III. Bedeutung für die Praxis
1. Wertfestsetzung in der Zwangsvollstreckung
a) Keine Streitwerte, da bei Gericht Festgebühren
In der Zwangsvollstreckung werden bei Gericht Festgebühren erhoben (Nr. 2111 GKG KV), sodass es keine Streitwerte gibt, obwohl solche Werte von den Gerichten unzulässigerweise häufig festgesetzt werden.
b) Fehlerhafte Wertfestsetzungen sind aufzuheben
Ergehen solche Wertfestsetzungen, sind sie auf Beschwerde zur Vermeidung eines Rechtsstreits aufzuheben (VGH München AGS 2015, 131 = RVGreport 2015, 156; AGS 2017, 139 = NJW-Spezial 2017, 221), abgesehen davon, dass sie ohnehin gegenstandslos sind (OLG Karlsruhe NJW-RR 2009, 1366).
c) Gegenstandswertfestsetzung für Anwaltsgebühren
aa) Festsetzung nach § 33 RVG
Da sich allerdings die Anwaltsgebühren gem. § 2 Abs. 1 RVG nach dem Gegenstandswert berechnen, ist insoweit eine gesonderte Wertfestsetzung erforderlich. Diese Wertfestsetzung ergeht dann aber im Verfahren nach § 33 RVG auf Antrag einer Partei oder eines Anwalts.
bb) Bewertung nach § 25 RVG
In Verfahren auf Festsetzung eines Zwangsgeldes richtet sich der Gegenstandswert dabei gem. § 25 Abs. 1 Nr. 3 RVG nach dem Interesse des Gläubigers.

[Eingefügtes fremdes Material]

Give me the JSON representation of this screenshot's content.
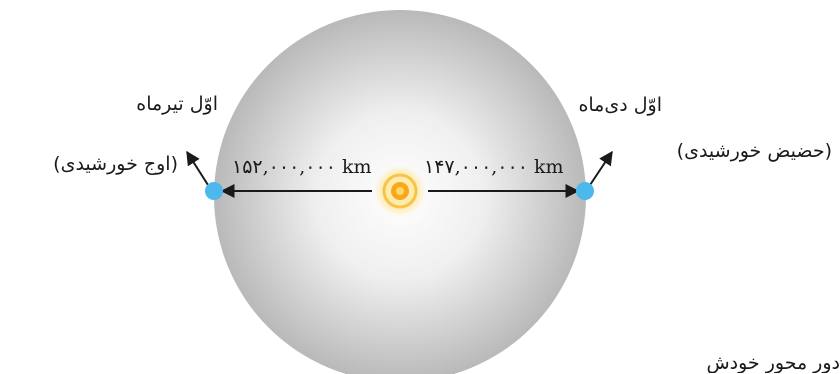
{
  "labels": {
    "left_date": "اوّل تیرماه",
    "left_note": "(اوج خورشیدی)",
    "right_date": "اوّل دی‌ماه",
    "right_note": "(حضیض خورشیدی)",
    "bottom_partial": "دور محور خودش"
  },
  "distances": {
    "left": "۱۵۲,۰۰۰,۰۰۰ km",
    "right": "۱۴۷,۰۰۰,۰۰۰ km"
  },
  "colors": {
    "earth_point": "#4db8ec",
    "sun_core": "#f7a81b",
    "sun_glow": "#fde9a8",
    "sphere_edge": "#b9b9b9",
    "arrow": "#1a1a1a"
  }
}
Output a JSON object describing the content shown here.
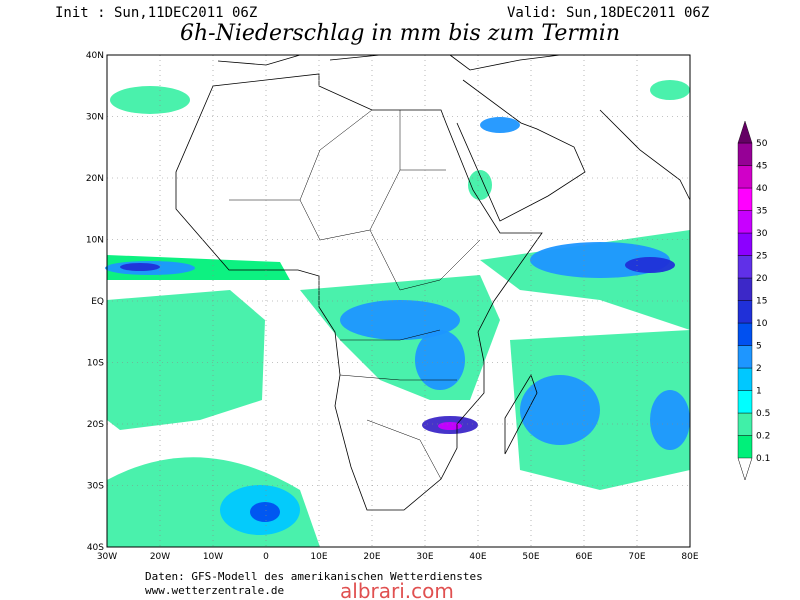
{
  "header": {
    "init": "Init : Sun,11DEC2011 06Z",
    "valid": "Valid: Sun,18DEC2011 06Z",
    "title": "6h-Niederschlag in mm bis zum Termin"
  },
  "map": {
    "lat_labels": [
      "40N",
      "30N",
      "20N",
      "10N",
      "EQ",
      "10S",
      "20S",
      "30S",
      "40S"
    ],
    "lon_labels": [
      "30W",
      "20W",
      "10W",
      "0",
      "10E",
      "20E",
      "30E",
      "40E",
      "50E",
      "60E",
      "70E",
      "80E"
    ]
  },
  "colorbar": {
    "labels": [
      "0.1",
      "0.2",
      "0.5",
      "1",
      "2",
      "5",
      "10",
      "15",
      "20",
      "25",
      "30",
      "35",
      "40",
      "45",
      "50"
    ],
    "colors": [
      "#00f07a",
      "#40f0a8",
      "#00ffff",
      "#00c8ff",
      "#1e96ff",
      "#0050f0",
      "#2030d8",
      "#3c28c8",
      "#6030e8",
      "#8c00ff",
      "#c800ff",
      "#ff00ff",
      "#d000c8",
      "#960096",
      "#640064"
    ]
  },
  "footer": {
    "source": "Daten: GFS-Modell des amerikanischen Wetterdienstes",
    "url": "www.wetterzentrale.de",
    "watermark": "albrari.com"
  }
}
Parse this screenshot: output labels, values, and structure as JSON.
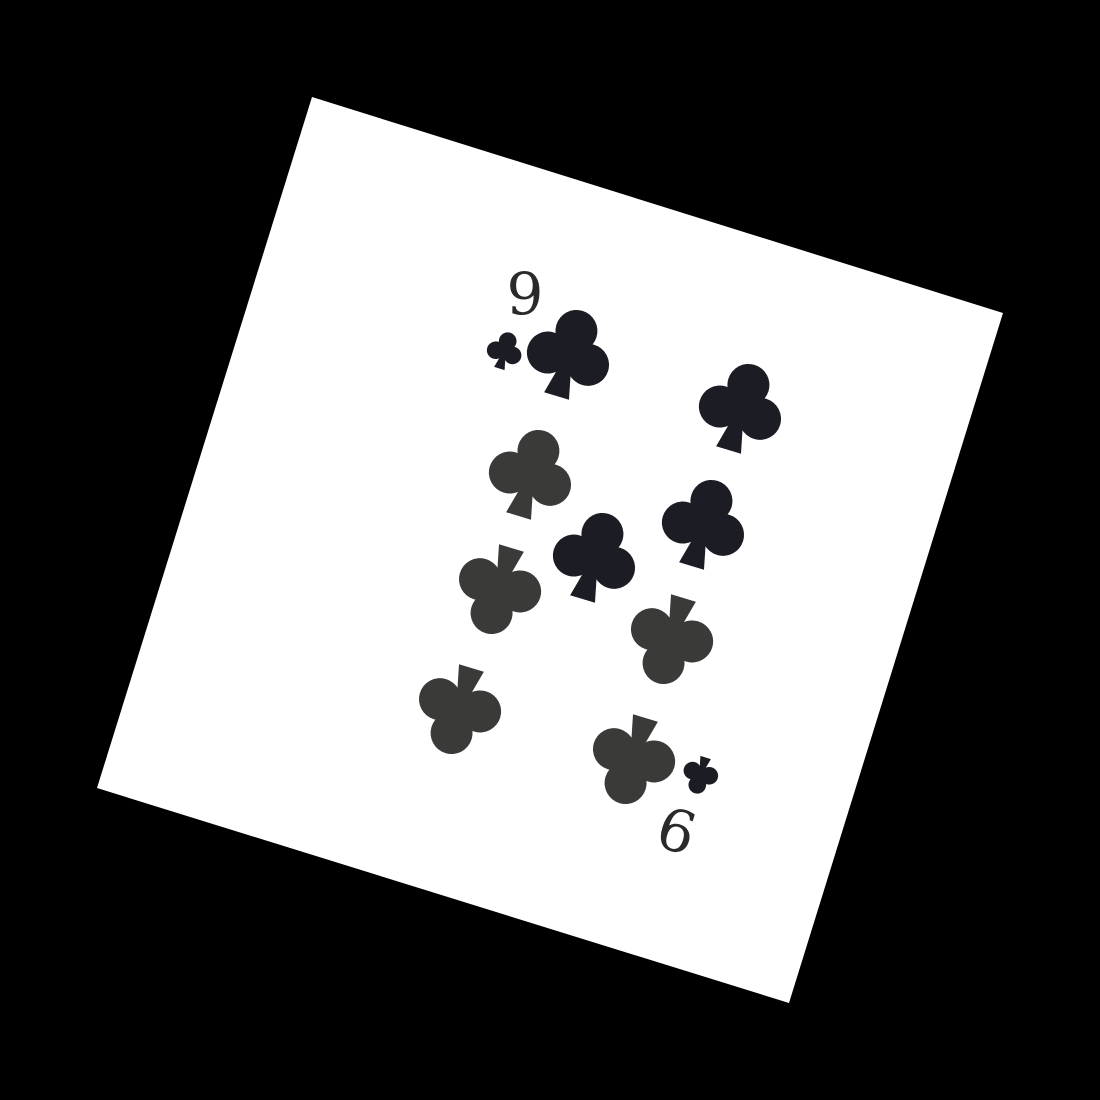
{
  "card": {
    "rank": "9",
    "suit": "clubs",
    "suit_icon": "club-icon",
    "card_color": "#ffffff",
    "ink_color": "#1c1c24",
    "ink_color_light": "#3a3a38",
    "rank_color": "#2a2a2a"
  },
  "background": {
    "color": "#000000"
  }
}
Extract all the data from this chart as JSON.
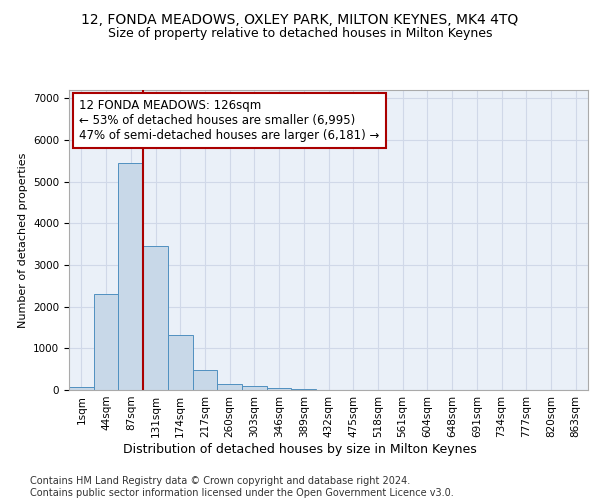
{
  "title1": "12, FONDA MEADOWS, OXLEY PARK, MILTON KEYNES, MK4 4TQ",
  "title2": "Size of property relative to detached houses in Milton Keynes",
  "xlabel": "Distribution of detached houses by size in Milton Keynes",
  "ylabel": "Number of detached properties",
  "bin_labels": [
    "1sqm",
    "44sqm",
    "87sqm",
    "131sqm",
    "174sqm",
    "217sqm",
    "260sqm",
    "303sqm",
    "346sqm",
    "389sqm",
    "432sqm",
    "475sqm",
    "518sqm",
    "561sqm",
    "604sqm",
    "648sqm",
    "691sqm",
    "734sqm",
    "777sqm",
    "820sqm",
    "863sqm"
  ],
  "bar_values": [
    75,
    2300,
    5450,
    3450,
    1320,
    480,
    155,
    90,
    55,
    20,
    8,
    5,
    3,
    2,
    1,
    1,
    0,
    0,
    0,
    0,
    0
  ],
  "bar_color": "#c8d8e8",
  "bar_edge_color": "#5090c0",
  "grid_color": "#d0d8e8",
  "background_color": "#eaf0f8",
  "vline_color": "#aa0000",
  "vline_x_index": 2.5,
  "annotation_text": "12 FONDA MEADOWS: 126sqm\n← 53% of detached houses are smaller (6,995)\n47% of semi-detached houses are larger (6,181) →",
  "annotation_box_color": "#aa0000",
  "ylim": [
    0,
    7200
  ],
  "footer": "Contains HM Land Registry data © Crown copyright and database right 2024.\nContains public sector information licensed under the Open Government Licence v3.0.",
  "title1_fontsize": 10,
  "title2_fontsize": 9,
  "xlabel_fontsize": 9,
  "ylabel_fontsize": 8,
  "tick_fontsize": 7.5,
  "annotation_fontsize": 8.5,
  "footer_fontsize": 7
}
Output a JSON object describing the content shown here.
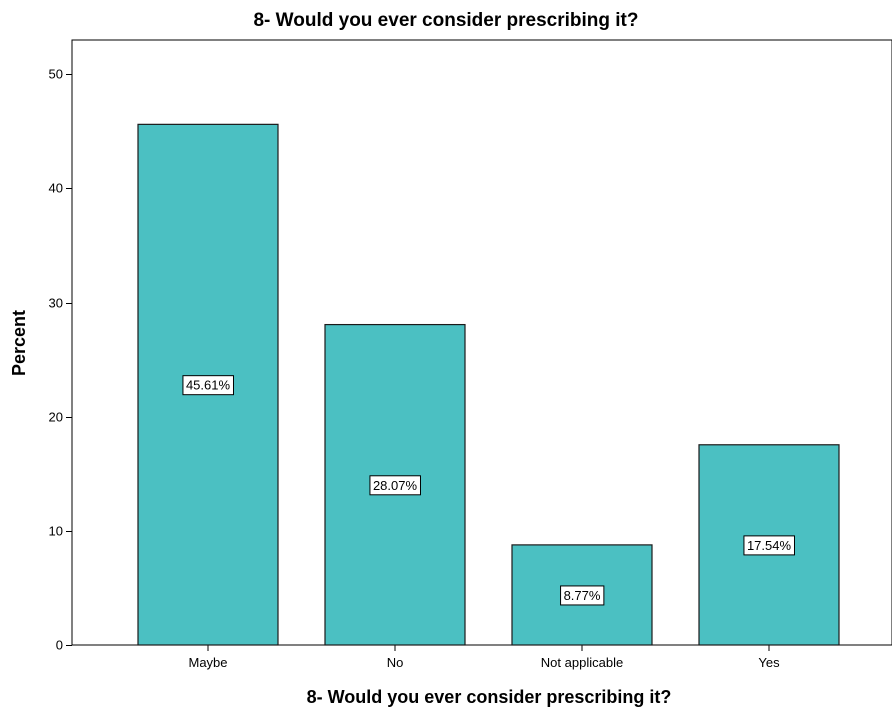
{
  "chart_data": {
    "type": "bar",
    "title": "8- Would you ever consider prescribing it?",
    "xlabel": "8- Would you ever consider prescribing it?",
    "ylabel": "Percent",
    "categories": [
      "Maybe",
      "No",
      "Not applicable",
      "Yes"
    ],
    "values": [
      45.61,
      28.07,
      8.77,
      17.54
    ],
    "data_labels": [
      "45.61%",
      "28.07%",
      "8.77%",
      "17.54%"
    ],
    "ylim": [
      0,
      53
    ],
    "yticks": [
      0,
      10,
      20,
      30,
      40,
      50
    ],
    "grid": false,
    "colors": {
      "bar_fill": "#4BC0C2",
      "bar_stroke": "#1a1a1a",
      "axis": "#000000",
      "label_box_fill": "#ffffff",
      "label_box_stroke": "#000000"
    }
  }
}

Dies entspricht in Zwangsgeldverfahren dem Hauptsacheinteresse, da die Zwangsvollstreckung der Durchsetzung des Hauptsacheanspruchs dient (OLG Naumburg AGS 2015, 523; OLG Karlsruhe ErbR 2016, 103).
2. Werte im Beschwerdeverfahren
a) Keine Streitwerte, da bei Gericht Festgebühren
Auch in den vollstreckungsrechtlichen Beschwerdeverfahren werden bei Gericht Festgebühren erhoben (Nr. 2121 GKG KV), sodass es auch hier keinen Streitwert gibt.
Für Beschwerdeverfahren gilt § 25 Abs. 1 RVG dagegen nicht. Vielmehr gilt hier die allgemeine Regelung des § 23 Abs. 2 RVG, wonach sich der Gegenstandswert im Beschwerdeverfahren nach dem Interesse des Beschwerdeführers richtet. Ergänzend wird auf § 23 Abs. 3 RVG hingewiesen. Das Interesse der Schuldnerin lag darin, das Zwangsgeld nicht zahlen zu müssen. Dieses Interesse ist mit dem Betrag des Zwangsgeldes festzusetzen.